The use of tunnels in war, ironically, has been a mainstay of Jewish resistance for centuries: against the Romans before Christ’s time, against the Nazis during the 1943 Warsaw Ghetto uprising and against the British as militias fought to create what in 1948 would become the Jewish State. Other warring factions have employed tunnels in conflicts as diverse as the American Civil War, W.W. I, Korea, and Vietnam. “They’ve been used since biblical days,” Richemond-Barak argues, “but they’ve evolved into a global strategic threat”—even showing up in a surprising number of recent war zones such as Afghanistan, Iraq, Libya, and Mali.
Richemond-Barak said she was particularly struck by an attack last May in which jihadists, after rigging a 350-foot-long tunnel with explosives, leveled a Syrian Army command center in Aleppo.
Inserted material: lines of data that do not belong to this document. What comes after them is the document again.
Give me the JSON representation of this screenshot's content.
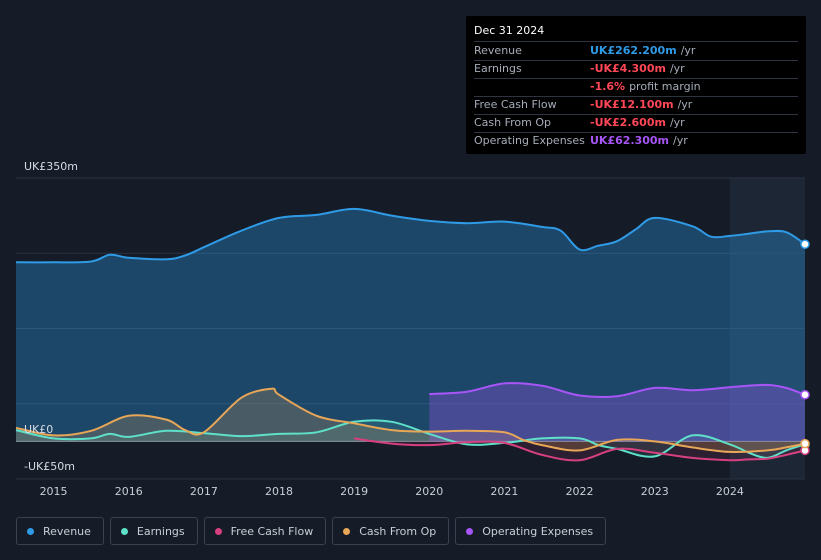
{
  "tooltip": {
    "date": "Dec 31 2024",
    "rows": [
      {
        "label": "Revenue",
        "value": "UK£262.200m",
        "unit": "/yr",
        "color": "#2f9be6"
      },
      {
        "label": "Earnings",
        "value": "-UK£4.300m",
        "unit": "/yr",
        "color": "#ff4757"
      },
      {
        "label": "",
        "value": "-1.6%",
        "unit": "profit margin",
        "color": "#ff4757"
      },
      {
        "label": "Free Cash Flow",
        "value": "-UK£12.100m",
        "unit": "/yr",
        "color": "#ff4757"
      },
      {
        "label": "Cash From Op",
        "value": "-UK£2.600m",
        "unit": "/yr",
        "color": "#ff4757"
      },
      {
        "label": "Operating Expenses",
        "value": "UK£62.300m",
        "unit": "/yr",
        "color": "#a855f7"
      }
    ]
  },
  "legend": [
    {
      "label": "Revenue",
      "color": "#2f9be6"
    },
    {
      "label": "Earnings",
      "color": "#5fe0c8"
    },
    {
      "label": "Free Cash Flow",
      "color": "#d6407f"
    },
    {
      "label": "Cash From Op",
      "color": "#e8a657"
    },
    {
      "label": "Operating Expenses",
      "color": "#a855f7"
    }
  ],
  "chart_data": {
    "type": "area",
    "title": "",
    "xlabel": "",
    "ylabel": "",
    "y_top_label": "UK£350m",
    "y_zero_label": "UK£0",
    "y_bottom_label": "-UK£50m",
    "ylim": [
      -50,
      350
    ],
    "xlim": [
      2014.5,
      2025.0
    ],
    "x_ticks": [
      2015,
      2016,
      2017,
      2018,
      2019,
      2020,
      2021,
      2022,
      2023,
      2024
    ],
    "x_tick_labels": [
      "2015",
      "2016",
      "2017",
      "2018",
      "2019",
      "2020",
      "2021",
      "2022",
      "2023",
      "2024"
    ],
    "highlight_start": 2024.0,
    "series": [
      {
        "name": "Revenue",
        "color": "#2f9be6",
        "x": [
          2014.5,
          2015.0,
          2015.5,
          2015.75,
          2016.0,
          2016.5,
          2016.75,
          2017.0,
          2017.5,
          2018.0,
          2018.5,
          2019.0,
          2019.5,
          2020.0,
          2020.5,
          2021.0,
          2021.5,
          2021.75,
          2022.0,
          2022.25,
          2022.5,
          2022.75,
          2023.0,
          2023.5,
          2023.75,
          2024.0,
          2024.25,
          2024.5,
          2024.75,
          2025.0
        ],
        "values": [
          238,
          238,
          239,
          248,
          244,
          242,
          247,
          258,
          280,
          297,
          301,
          309,
          300,
          293,
          290,
          292,
          285,
          280,
          255,
          260,
          266,
          282,
          297,
          286,
          272,
          273,
          276,
          279,
          278,
          262
        ]
      },
      {
        "name": "Earnings",
        "color": "#5fe0c8",
        "x": [
          2014.5,
          2015.0,
          2015.5,
          2015.75,
          2016.0,
          2016.5,
          2017.0,
          2017.5,
          2018.0,
          2018.5,
          2019.0,
          2019.5,
          2020.0,
          2020.5,
          2021.0,
          2021.5,
          2022.0,
          2022.25,
          2022.5,
          2023.0,
          2023.5,
          2024.0,
          2024.25,
          2024.5,
          2024.75,
          2025.0
        ],
        "values": [
          15,
          4,
          4,
          10,
          6,
          14,
          11,
          7,
          10,
          12,
          26,
          26,
          10,
          -4,
          -2,
          4,
          4,
          -5,
          -10,
          -20,
          8,
          -4,
          -15,
          -22,
          -12,
          -4
        ]
      },
      {
        "name": "Free Cash Flow",
        "color": "#d6407f",
        "x": [
          2019.0,
          2019.5,
          2020.0,
          2020.5,
          2021.0,
          2021.5,
          2022.0,
          2022.5,
          2023.0,
          2023.5,
          2024.0,
          2024.25,
          2024.5,
          2024.75,
          2025.0
        ],
        "values": [
          4,
          -3,
          -5,
          -1,
          -2,
          -18,
          -25,
          -10,
          -15,
          -22,
          -25,
          -24,
          -23,
          -18,
          -12
        ]
      },
      {
        "name": "Cash From Op",
        "color": "#e8a657",
        "x": [
          2014.5,
          2015.0,
          2015.5,
          2016.0,
          2016.5,
          2016.75,
          2017.0,
          2017.5,
          2017.9,
          2018.0,
          2018.5,
          2019.0,
          2019.5,
          2020.0,
          2020.5,
          2021.0,
          2021.25,
          2021.5,
          2022.0,
          2022.5,
          2023.0,
          2023.5,
          2024.0,
          2024.5,
          2024.75,
          2025.0
        ],
        "values": [
          18,
          8,
          14,
          34,
          29,
          15,
          12,
          58,
          70,
          62,
          34,
          24,
          15,
          13,
          14,
          12,
          2,
          -5,
          -12,
          2,
          0,
          -8,
          -14,
          -12,
          -8,
          -3
        ]
      },
      {
        "name": "Operating Expenses",
        "color": "#a855f7",
        "x": [
          2020.0,
          2020.5,
          2021.0,
          2021.5,
          2022.0,
          2022.5,
          2023.0,
          2023.5,
          2024.0,
          2024.25,
          2024.5,
          2024.75,
          2025.0
        ],
        "values": [
          63,
          66,
          77,
          74,
          61,
          60,
          71,
          68,
          72,
          74,
          75,
          71,
          62
        ]
      }
    ]
  }
}
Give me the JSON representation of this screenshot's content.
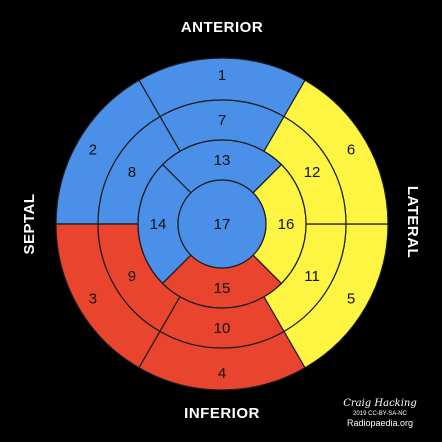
{
  "colors": {
    "blue": "#4a90e8",
    "yellow": "#fdf542",
    "red": "#e9452e",
    "background": "#000000",
    "stroke": "#1a1a1a"
  },
  "directions": {
    "top": "ANTERIOR",
    "bottom": "INFERIOR",
    "left": "SEPTAL",
    "right": "LATERAL"
  },
  "segments": [
    {
      "label": "1",
      "color": "blue"
    },
    {
      "label": "2",
      "color": "blue"
    },
    {
      "label": "3",
      "color": "red"
    },
    {
      "label": "4",
      "color": "red"
    },
    {
      "label": "5",
      "color": "yellow"
    },
    {
      "label": "6",
      "color": "yellow"
    },
    {
      "label": "7",
      "color": "blue"
    },
    {
      "label": "8",
      "color": "blue"
    },
    {
      "label": "9",
      "color": "red"
    },
    {
      "label": "10",
      "color": "red"
    },
    {
      "label": "11",
      "color": "yellow"
    },
    {
      "label": "12",
      "color": "yellow"
    },
    {
      "label": "13",
      "color": "blue"
    },
    {
      "label": "14",
      "color": "blue"
    },
    {
      "label": "15",
      "color": "red"
    },
    {
      "label": "16",
      "color": "yellow"
    },
    {
      "label": "17",
      "color": "blue"
    }
  ],
  "credit": {
    "name": "Craig Hacking",
    "license": "2019 CC-BY-SA-NC",
    "site": "Radiopaedia.org"
  }
}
Abu Assad, the self-professed mastermind of the operation, claimed that he got the idea from a Gazan who paid him a visit: “They said they had some success in Palestine, so I decided to try it.”
While Israel, a nuclear power, takes pride in having fielded one of the world’s most technologically advanced armies, its adversaries have charted a decidedly different course. For half a century, the Palestinian resistance has proved to be something of an incubator for the tools of unconventional warfare: hijacking, hostage-taking, suicide bombings—all highly visible terror tactics designed to attract the world’s media outlets. As a result, Israel has repeatedly been forced to adapt to its enemies’ lower-cost, higher-yield methods.
Underground networks are just the latest example. According to the Israeli Security Agency, better known by its Hebrew abbreviation, Shin Bet, Hamas began building tunnels under the Gaza Strip as early as 2000. For the most part, these were crude structures designed for one-off attacks against Israeli forces, which withdrew from Gaza in 2005. A year later, however, Hamas used just such a tunnel to sneak into Israel and kidnap a 19-year-old soldier named Gilad Shalit. “This was one of the most asymmetrical incidents in recent memory,” a senior Israeli intelligence official asserts. “One Israeli soldier was held for five and a half years and traded [in 2011] for 1,027 Palestinian prisoners.” Another top official agreed, “This was a proof of concept for them. Tunnels work.”